FOLLOW AND SHARE THE ADVENTURES >>>

Wednesday 29 June 2016

Two Lone Wanderers

Two Lone Wanderers
A poem by Kubi May



There were two lone wanderers who lived in the woods
where the bramble had grown thicker than it normally should.
They had slightly green skin and leaves stuck in their hair
but both had no idea that such a twin lived there.


‘Til one day they met on an untrodden path,
that had become illuminated by the death of a star.
He climbed up with the squirrels to sling shot her with nuts.
She painted on war marks and flung back clumps of mud.


For neither had seen such a creature before.
A mirror image of themselves, of that they were sure.
They peered curiously into one another's eyes
and began a chase beneath the starry winter skies.


They hunted each other to the edge of a lake
where in its waters swam an undiscovered snake.
They clung together, now nude and aware
that both had to cross the emerald waters there.


And crawling to peer into the waters reflection,
they recoiled at first at their new disposition;
as they saw themselves stare back for the very first time.
All their light and darkness and sweetness and grime.

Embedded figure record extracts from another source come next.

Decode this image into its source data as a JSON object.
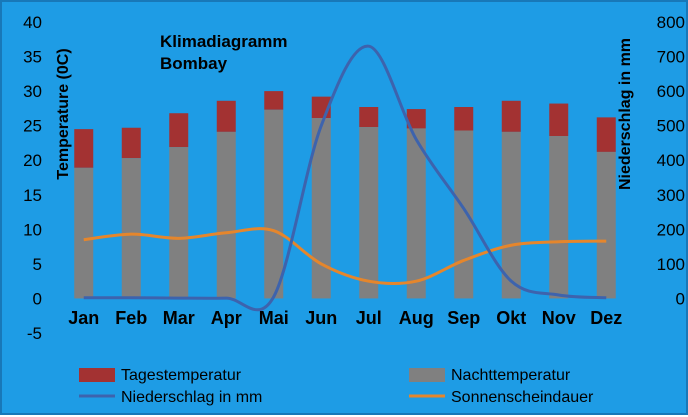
{
  "chart_data": {
    "type": "bar",
    "title_lines": [
      "Klimadiagramm",
      "Bombay"
    ],
    "categories": [
      "Jan",
      "Feb",
      "Mar",
      "Apr",
      "Mai",
      "Jun",
      "Jul",
      "Aug",
      "Sep",
      "Okt",
      "Nov",
      "Dez"
    ],
    "ylabel_left": "Temperature (0C)",
    "ylabel_right": "Niederschlag in mm",
    "ylim_left": [
      -5,
      40
    ],
    "yticks_left": [
      -5,
      0,
      5,
      10,
      15,
      20,
      25,
      30,
      35,
      40
    ],
    "ylim_right": [
      0,
      800
    ],
    "yticks_right": [
      0,
      100,
      200,
      300,
      400,
      500,
      600,
      700,
      800
    ],
    "grid": false,
    "legend_position": "bottom",
    "series": [
      {
        "name": "Tagestemperatur",
        "kind": "bar",
        "axis": "left",
        "color": "#a33232",
        "values": [
          24.5,
          24.7,
          26.8,
          28.6,
          30.0,
          29.2,
          27.7,
          27.4,
          27.7,
          28.6,
          28.2,
          26.2
        ]
      },
      {
        "name": "Nachttemperatur",
        "kind": "bar",
        "axis": "left",
        "color": "#808080",
        "values": [
          18.9,
          20.3,
          21.9,
          24.1,
          27.3,
          26.1,
          24.8,
          24.6,
          24.3,
          24.1,
          23.5,
          21.2
        ]
      },
      {
        "name": "Niederschlag in mm",
        "kind": "line",
        "axis": "right",
        "color": "#3d63ad",
        "values": [
          2,
          2,
          1,
          1,
          5,
          500,
          730,
          460,
          260,
          50,
          10,
          2
        ]
      },
      {
        "name": "Sonnenscheindauer",
        "kind": "line",
        "axis": "left",
        "color": "#e5862c",
        "values": [
          8.5,
          9.3,
          8.7,
          9.5,
          9.8,
          5.0,
          2.5,
          2.5,
          5.5,
          7.7,
          8.2,
          8.3
        ]
      }
    ]
  }
}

She etched a large circle into his back.
He wove some fallen ivy into her plait.
They smeared clay on their bodies and began to play,
knee deep in mud until their socks wore right away.


She gathered the twine, he gathered the wood,
and they began to build as fast as they could,
‘til they had a houseboat to float along the stream.
At one with the waters, with their stories and dreams.


By dawn they sailed out the forest together,
across to a meadow ablaze with bright blue heather
where they drank the morning's dew and snacked on sunshine,
as it filtered down through the leafy woodland pines.